Le spese seguono la soccombenza nella misura liquidata in dispositivo in favore delle parti costituite con unico controricorso.

Va disposto che in caso di diffusione della presente ordinanza siano omesse le generalità delle parti e dei soggetti in essa menzionati, a norma del D.Lgs. 30 giugno 2003, n. 196, art. 52.

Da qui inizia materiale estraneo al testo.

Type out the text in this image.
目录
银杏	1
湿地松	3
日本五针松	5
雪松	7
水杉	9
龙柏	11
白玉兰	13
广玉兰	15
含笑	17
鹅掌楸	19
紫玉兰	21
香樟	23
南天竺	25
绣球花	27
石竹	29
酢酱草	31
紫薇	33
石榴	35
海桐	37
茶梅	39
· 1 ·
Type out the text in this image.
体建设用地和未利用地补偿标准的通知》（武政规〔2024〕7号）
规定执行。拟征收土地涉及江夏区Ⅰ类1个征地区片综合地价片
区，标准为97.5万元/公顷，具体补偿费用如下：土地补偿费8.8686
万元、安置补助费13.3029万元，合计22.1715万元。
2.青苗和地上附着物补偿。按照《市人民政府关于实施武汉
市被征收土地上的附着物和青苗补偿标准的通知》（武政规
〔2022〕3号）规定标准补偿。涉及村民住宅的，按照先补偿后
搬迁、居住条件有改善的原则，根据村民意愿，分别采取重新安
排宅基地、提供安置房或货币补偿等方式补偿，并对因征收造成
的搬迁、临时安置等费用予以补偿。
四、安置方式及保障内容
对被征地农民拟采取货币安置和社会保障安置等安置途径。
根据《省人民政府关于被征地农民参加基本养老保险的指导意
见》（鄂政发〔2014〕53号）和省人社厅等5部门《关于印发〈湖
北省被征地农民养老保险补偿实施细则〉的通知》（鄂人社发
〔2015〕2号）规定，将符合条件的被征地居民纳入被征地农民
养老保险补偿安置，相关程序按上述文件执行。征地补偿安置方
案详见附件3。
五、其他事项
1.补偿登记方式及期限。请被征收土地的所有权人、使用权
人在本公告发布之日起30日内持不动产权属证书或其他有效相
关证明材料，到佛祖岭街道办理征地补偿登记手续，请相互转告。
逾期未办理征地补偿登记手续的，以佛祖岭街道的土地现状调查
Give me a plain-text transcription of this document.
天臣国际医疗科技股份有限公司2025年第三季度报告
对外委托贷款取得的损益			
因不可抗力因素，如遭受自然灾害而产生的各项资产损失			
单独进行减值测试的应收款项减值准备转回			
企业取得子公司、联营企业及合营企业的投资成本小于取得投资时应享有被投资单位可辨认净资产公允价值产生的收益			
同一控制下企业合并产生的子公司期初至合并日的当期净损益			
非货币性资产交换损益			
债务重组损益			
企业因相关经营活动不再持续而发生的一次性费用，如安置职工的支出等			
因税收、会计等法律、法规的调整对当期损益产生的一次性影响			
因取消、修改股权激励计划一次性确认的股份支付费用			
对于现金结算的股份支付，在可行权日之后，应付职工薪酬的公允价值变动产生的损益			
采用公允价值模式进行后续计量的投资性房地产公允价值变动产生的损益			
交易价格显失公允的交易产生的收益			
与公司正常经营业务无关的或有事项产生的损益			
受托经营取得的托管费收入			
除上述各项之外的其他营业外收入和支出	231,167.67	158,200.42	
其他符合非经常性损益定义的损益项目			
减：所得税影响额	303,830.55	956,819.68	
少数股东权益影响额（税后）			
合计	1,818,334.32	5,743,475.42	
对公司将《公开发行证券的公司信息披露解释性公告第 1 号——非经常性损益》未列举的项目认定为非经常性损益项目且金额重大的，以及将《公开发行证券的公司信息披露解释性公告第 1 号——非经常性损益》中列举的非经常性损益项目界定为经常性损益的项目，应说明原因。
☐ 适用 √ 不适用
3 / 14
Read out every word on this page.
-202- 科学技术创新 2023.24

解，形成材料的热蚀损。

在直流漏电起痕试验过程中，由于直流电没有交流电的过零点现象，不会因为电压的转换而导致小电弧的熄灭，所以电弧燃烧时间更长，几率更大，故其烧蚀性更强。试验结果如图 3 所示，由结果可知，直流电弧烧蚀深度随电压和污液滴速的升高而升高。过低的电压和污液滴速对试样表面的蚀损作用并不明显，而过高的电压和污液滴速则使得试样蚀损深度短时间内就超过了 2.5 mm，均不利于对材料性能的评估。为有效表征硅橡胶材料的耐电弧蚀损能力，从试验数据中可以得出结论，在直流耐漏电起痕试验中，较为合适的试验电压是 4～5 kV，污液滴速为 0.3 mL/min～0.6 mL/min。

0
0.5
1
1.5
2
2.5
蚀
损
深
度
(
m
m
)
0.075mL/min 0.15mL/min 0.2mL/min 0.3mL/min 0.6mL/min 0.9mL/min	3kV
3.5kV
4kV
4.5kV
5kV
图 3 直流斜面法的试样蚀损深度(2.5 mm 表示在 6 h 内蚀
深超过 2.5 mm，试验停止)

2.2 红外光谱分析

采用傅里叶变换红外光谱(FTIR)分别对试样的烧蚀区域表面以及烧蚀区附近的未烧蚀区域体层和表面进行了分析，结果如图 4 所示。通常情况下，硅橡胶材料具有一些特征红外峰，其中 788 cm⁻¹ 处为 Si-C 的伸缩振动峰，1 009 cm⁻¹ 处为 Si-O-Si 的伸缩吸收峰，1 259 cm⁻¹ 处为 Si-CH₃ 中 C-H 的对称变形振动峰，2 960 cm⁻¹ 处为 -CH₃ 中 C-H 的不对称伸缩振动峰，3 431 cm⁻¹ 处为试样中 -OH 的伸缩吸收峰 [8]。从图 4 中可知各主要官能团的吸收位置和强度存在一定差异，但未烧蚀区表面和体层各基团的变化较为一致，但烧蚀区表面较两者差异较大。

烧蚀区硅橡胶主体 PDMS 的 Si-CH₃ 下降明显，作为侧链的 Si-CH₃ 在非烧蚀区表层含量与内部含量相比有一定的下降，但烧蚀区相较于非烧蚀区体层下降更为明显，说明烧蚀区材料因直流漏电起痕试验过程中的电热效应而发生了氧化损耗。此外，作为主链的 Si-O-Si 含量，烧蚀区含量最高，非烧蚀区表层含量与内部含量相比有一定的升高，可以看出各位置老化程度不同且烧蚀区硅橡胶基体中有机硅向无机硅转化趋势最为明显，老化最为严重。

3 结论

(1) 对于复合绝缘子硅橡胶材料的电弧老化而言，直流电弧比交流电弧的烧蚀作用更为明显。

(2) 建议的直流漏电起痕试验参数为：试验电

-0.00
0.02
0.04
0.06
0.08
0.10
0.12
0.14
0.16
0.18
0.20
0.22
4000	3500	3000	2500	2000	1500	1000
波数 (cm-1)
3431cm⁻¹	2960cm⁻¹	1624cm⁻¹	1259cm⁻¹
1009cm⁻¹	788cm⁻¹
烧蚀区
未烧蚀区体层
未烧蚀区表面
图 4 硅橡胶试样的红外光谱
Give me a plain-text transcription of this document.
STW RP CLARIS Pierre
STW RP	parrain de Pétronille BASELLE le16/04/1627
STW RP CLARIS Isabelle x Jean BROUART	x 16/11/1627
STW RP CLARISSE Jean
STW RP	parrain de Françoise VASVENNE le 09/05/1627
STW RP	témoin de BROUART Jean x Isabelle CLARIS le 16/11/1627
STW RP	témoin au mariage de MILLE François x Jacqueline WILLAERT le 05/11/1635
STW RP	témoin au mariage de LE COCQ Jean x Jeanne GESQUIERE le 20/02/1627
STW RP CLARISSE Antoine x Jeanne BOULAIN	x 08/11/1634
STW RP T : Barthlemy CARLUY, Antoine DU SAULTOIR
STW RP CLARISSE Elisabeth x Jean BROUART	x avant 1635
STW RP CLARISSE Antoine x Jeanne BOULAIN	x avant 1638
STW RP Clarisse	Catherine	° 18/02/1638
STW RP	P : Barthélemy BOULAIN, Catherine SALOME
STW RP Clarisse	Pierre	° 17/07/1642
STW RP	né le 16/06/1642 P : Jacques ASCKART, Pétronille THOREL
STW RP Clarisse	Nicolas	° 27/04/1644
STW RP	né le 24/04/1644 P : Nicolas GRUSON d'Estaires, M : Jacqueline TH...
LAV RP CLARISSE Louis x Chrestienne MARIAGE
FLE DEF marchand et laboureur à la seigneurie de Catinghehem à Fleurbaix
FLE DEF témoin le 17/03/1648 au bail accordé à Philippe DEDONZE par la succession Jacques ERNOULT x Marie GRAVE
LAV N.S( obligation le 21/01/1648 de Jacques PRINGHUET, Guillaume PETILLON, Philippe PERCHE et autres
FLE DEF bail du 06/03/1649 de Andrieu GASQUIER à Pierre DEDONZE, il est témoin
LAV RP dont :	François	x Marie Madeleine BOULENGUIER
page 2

Va dato atto della sussistenza dei presupposti processuali per il versamento, da parte della ricorrente, ai sensi del D.P.R. 30 maggio 2002, n. 115, art. 13, comma 1 quater, nel testo introdotto dalla L. 24 dicembre 2012, n. 228, art. 1, comma 17, di un ulteriore importo a titolo di contributo unificato, in misura pari a quello, ove dovuto, per il ricorso, a norma dello stesso art. 13, comma 1 bis (Cass. S.U. n. 23535 del 20/9/2019).

P.Q.M.

– Dichiara inammissibili il ricorso;

– Condanna la ricorrente alla rifusione delle spese del giudizio di legittimità che liquida in Euro 5.000,00 =, oltre Euro 100,00 = per esborsi, spese generali liquidate forfettariamente nella misura del 15%, ed accessori di legge;

– Dispone che in caso di diffusione della presente ordinanza siano omesse le generalità delle parti e dei soggetti in essa menzionati, a norma del D.Lgs. n. 196 del 2003, art. 52;

– Dà atto, ai sensi del D.P.R. 30 maggio 2002, n. 115, art. 13, comma 1 quater, della sussistenza dei presupposti processuali per il versamento, da parte della ricorrente, dell’ulteriore importo a titolo di contributo unificato pari a quello, ove dovuto, per il ricorso, a norma dello stesso art. 13, comma 1 bis.

In caso di diffusione del presente provvedimento omettere le generalità e gli altri dati identificati, a norma del D.Lgs. n. 196 del 2003, art. 52, in quanto imposto dalla legge.

Così deciso in Roma, il 23 marzo 2021.